Today, Monday, is the second Monday in October, which used to be celebrated as “Columbus Day,” in recognition of the Italian adventurer who was sailing for Spain when he made one of the earliest nautical crossings of the Atlantic from Europe to what we now call the Americas.

My current Google calendar lists it as both “Columbus Day” and “Indigenous Peoples’ Day,” which is just one of the many ways “Columbus’s” stock has dropped over the past half-century or so. (When I was in grade school, it was not only just “Columbus Day,” but we also exaggerated Columbus’s achievements, downplayed his crimes, and also called him “Christopher Columbus,” a name he never called himself.) 

If you’re curious, “Columbus”  grew up and started his career under his Italian name, Cristoforo Colombo, but since his Atlantic crossing was sponsored by Spain, he was using at that time a more Spanish version, namely Cristóbal Colón. “Christopher Columbus” is a more anglified version of his name, which Americans have embraced because, y’know, we mostly speak English.

By 1992, when I first familiarized myself with and wrote about him in my Strib days, some of the many differences between the lionized version of Columbus on which I had been indoctrinated in my youth and the far less admirable colonizer/abuser I have since learned about, Columbus Day had declined from a celebration of Colombo’s “discovery” to a more realistic story of conquest and exploitation.

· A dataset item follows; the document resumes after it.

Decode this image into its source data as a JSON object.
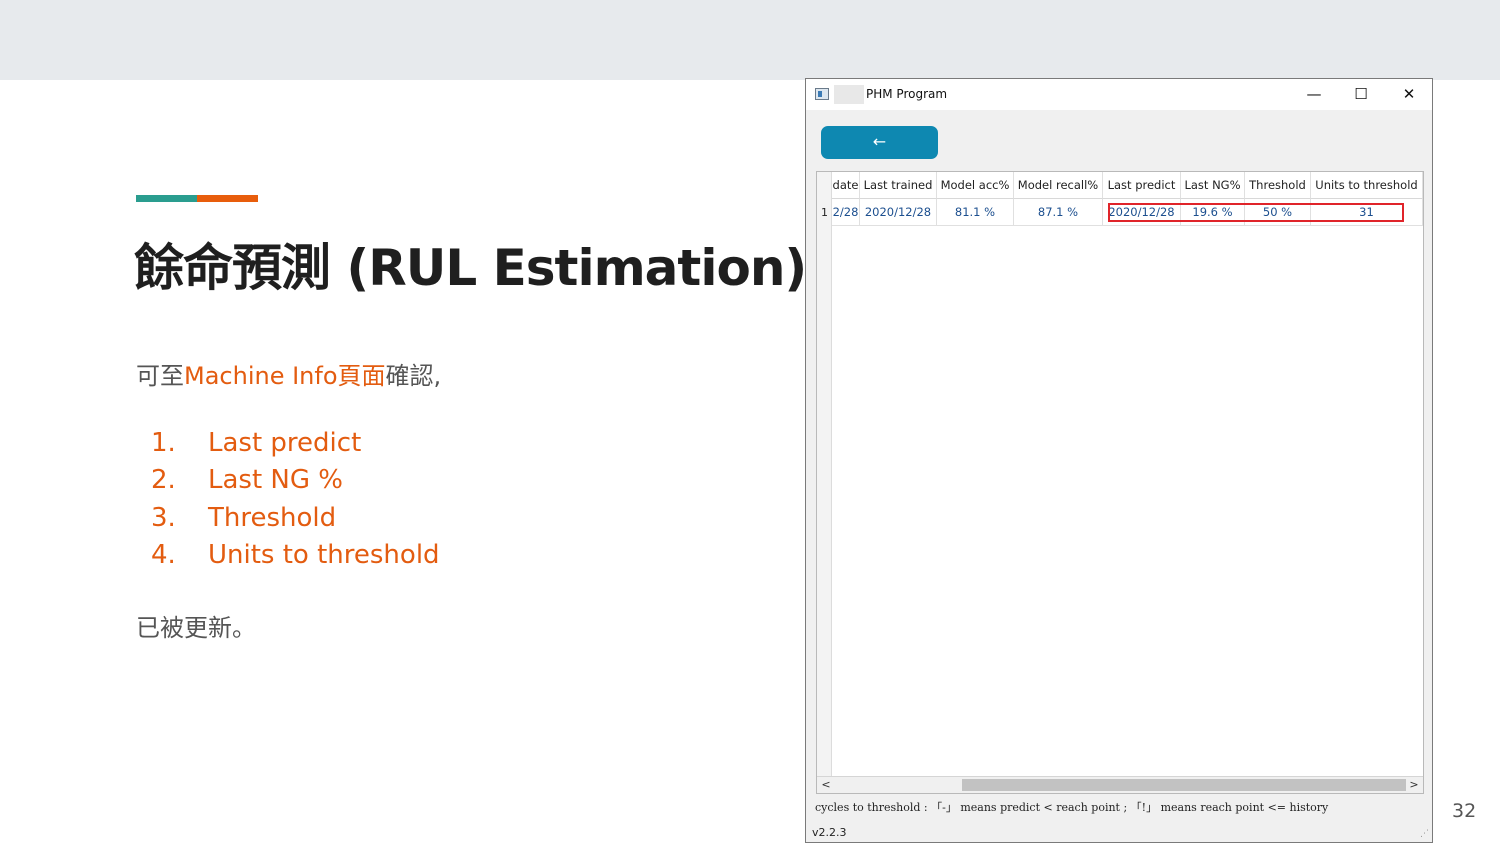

I really have no clear idea what level of Columbus heroism is preached to kids in school nowadays. When I was their age, we were still sold a hero who “discovered” the “New World.” It borders on amazing to me now that, at least during my growing up years in the 1950s and early ’60s, the story was taught to us so one-sidedly, and so dismissively toward the non-white “natives” who were “discovered” and all that rot, without much effort to understand what became of those less-well-armed peoples and nations.

It’s interesting to at least wonder what are the stories on which we have raised our children and based our lives and historical attitudes that will seem as ludicrous to the intelligentsia of a century or two into the future, and which will cause our great-great-great grandchildren to ask how we could have subscribed to such rubbish.